On peut comprendre l’envie des scénaristes de normaliser les relations queer (le mariage pour tous participe de la même impulsion), qui va correspondre à l’envie d’une partie de la communauté LGBTQ+. Elles le font en reprenant des codes des comédies romantiques, un genre historiquement hétéronormé, à bout de souffle ces dernières années. Les relations amoureuses se redéfinissent sans cesse, en particulier côté queer et pour le moment, Generation Q échoue à s’en faire le reflet, là où The L Word le faisait déjà avec plus d’à-propos en son temps. Même constat du côté des scènes de sexe, plutôt timides et moins recherchées esthétiquement que son aînée. En un mot, oui au drama, mais du drama queer !

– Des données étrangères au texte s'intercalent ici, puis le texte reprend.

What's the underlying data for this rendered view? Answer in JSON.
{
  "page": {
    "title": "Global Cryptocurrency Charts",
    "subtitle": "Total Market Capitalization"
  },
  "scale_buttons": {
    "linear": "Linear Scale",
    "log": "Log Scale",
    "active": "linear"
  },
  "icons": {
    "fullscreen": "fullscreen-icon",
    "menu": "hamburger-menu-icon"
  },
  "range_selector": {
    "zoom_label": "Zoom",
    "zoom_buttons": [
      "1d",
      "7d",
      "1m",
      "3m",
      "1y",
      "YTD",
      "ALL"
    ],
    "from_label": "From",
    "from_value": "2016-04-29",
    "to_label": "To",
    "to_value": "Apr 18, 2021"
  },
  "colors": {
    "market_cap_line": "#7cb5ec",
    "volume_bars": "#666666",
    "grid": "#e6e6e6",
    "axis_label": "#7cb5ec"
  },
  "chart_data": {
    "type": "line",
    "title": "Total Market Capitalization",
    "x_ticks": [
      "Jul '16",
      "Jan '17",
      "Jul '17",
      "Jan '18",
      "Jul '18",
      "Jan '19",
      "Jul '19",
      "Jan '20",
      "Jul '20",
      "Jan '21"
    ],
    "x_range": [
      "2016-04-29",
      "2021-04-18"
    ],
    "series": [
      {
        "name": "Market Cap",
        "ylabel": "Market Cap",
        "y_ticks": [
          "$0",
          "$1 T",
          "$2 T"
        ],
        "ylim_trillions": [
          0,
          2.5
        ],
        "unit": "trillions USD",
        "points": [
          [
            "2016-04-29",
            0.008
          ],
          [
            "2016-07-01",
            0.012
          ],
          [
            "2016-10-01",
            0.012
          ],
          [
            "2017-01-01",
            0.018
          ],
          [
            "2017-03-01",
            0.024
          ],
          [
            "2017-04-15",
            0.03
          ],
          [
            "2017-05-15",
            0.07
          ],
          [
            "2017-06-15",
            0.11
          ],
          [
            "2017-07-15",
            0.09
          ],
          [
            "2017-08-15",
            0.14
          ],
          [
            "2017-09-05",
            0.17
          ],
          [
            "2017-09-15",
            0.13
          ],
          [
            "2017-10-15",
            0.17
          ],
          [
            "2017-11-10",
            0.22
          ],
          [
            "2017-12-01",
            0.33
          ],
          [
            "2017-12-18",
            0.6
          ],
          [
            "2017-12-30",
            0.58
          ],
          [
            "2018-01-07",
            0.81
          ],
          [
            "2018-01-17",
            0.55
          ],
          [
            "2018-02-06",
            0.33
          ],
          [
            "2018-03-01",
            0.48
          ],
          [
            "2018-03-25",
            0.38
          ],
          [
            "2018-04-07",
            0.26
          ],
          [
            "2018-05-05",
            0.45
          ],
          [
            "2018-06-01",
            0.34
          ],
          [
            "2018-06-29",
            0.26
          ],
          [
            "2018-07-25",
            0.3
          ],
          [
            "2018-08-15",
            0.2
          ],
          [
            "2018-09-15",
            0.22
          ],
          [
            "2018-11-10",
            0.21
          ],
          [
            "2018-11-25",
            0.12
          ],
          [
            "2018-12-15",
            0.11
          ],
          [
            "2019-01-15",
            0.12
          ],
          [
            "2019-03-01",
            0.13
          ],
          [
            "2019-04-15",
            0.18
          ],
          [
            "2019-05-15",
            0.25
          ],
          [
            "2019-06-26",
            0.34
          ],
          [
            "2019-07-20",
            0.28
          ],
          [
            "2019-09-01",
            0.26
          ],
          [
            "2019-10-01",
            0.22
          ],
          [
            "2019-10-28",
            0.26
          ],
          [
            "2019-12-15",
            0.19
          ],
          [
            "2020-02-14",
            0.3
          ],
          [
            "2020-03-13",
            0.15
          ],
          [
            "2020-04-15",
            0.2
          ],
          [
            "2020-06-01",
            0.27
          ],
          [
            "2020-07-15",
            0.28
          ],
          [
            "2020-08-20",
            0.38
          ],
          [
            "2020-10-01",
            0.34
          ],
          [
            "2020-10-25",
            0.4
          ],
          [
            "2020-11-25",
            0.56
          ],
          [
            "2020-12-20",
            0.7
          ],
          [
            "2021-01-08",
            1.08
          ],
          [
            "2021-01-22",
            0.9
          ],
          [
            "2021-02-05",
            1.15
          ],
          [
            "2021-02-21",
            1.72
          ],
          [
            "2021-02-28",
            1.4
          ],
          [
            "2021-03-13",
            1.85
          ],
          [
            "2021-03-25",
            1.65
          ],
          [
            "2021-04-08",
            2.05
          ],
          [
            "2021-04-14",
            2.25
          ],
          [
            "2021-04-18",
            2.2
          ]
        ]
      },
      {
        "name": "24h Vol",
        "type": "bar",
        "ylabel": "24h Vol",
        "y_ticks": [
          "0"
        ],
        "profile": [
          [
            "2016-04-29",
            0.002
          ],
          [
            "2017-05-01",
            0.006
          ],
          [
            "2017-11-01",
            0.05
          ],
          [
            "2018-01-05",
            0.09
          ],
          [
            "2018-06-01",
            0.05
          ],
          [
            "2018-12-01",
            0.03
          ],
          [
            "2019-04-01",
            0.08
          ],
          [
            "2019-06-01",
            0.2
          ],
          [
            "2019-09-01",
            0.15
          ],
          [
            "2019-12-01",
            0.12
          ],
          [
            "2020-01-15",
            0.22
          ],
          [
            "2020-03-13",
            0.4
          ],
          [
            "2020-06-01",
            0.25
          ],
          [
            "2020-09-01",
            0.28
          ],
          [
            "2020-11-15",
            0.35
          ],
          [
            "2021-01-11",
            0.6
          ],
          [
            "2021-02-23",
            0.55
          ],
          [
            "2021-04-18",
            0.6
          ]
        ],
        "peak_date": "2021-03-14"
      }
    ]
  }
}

En dépit de ces défauts d’écriture, la série possède un potentiel certain, qui donne envie de lui laisser une chance après cette saison d’exposition bancale. Des protagonistes comme Finn (excellente Jacqueline Toboni), Dani (Arienne Mandi) ou Tess (Jamie Clayton) restent prometteuses et des sujets habituellement abordés trop superficiellement le sont véritablement – comme le sexe pendant les règles ou la ménopause. Generation Q avait pour ambition de nous raconter ce que c’est que d’être une femme queer en 2020. Il est temps de s’y atteler et de créer davantage de liant entre les protagonistes. La série, renouvelée pour une deuxième saison, devra donc trouver le juste ton pour convaincre.
La première saison de The L Word: Generation Q est disponible sur Canal +.